Christian people everywhere are apt to assume that if they had been alive when Jesus was on earth they would have been among his followers. Even in the time of Jesus, however, the recognition of the Christ came only to a very limited number of those who were brought into contact with Jesus. On the other hand the Christ-idea had come in much earlier ages to individuals who had never seen the personal Jesus. The real interest of the Bible history lies in the glimpses it affords of the spiritual idea unfolding itself in the consciousness of individuals, and in this way reaching out to and molding the thought of a nation.

Thus divine Truth came to Abraham as he sat at his door at noonday. An exalted idea of life appeared to him, which his receptive thought, already prepared for the revelation, at once went out to meet, and, bowing himself with his material beliefs of age and material law to the ground, in meekness he entertained the angel—the spiritual sense of being.

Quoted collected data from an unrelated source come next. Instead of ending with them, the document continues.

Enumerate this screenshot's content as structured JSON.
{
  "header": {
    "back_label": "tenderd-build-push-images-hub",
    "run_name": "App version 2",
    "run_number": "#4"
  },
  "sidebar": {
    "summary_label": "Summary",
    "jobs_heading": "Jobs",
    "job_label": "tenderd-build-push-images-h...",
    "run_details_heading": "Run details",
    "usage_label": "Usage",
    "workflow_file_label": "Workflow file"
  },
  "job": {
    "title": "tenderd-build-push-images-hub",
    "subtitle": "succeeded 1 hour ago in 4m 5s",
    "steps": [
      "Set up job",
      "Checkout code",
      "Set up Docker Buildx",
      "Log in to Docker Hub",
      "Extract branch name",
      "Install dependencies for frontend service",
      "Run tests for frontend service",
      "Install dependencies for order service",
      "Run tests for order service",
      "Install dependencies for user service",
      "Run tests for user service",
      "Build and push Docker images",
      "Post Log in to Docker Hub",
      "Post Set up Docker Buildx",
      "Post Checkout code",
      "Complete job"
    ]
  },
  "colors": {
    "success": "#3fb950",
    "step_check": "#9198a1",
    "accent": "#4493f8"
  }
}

Man's sonship with God was then revealed to him, and the son of man was lifted up in his consciousness. It was an angel or message from God that showed this to him. At the same time the spiritual idea of man dawned in some faint degree on the consciousness of Sarah also. She "heard" the message, and when later it returned to and took form in her consciousness, Isaac, the child of promise, was born. The birth of Isaac, was not a miracle, but a link in the chain of scientific demonstration. It was part of the gospel "preached before" unto Abraham, as Paul tells us in Galatians. To some extent it may have prepared the thought of the children of Israel to understand the birth of Jesus the Christ; to some extent it may lead our own thought also toward that more spiritual understanding of man which we celebrate on Christmas day.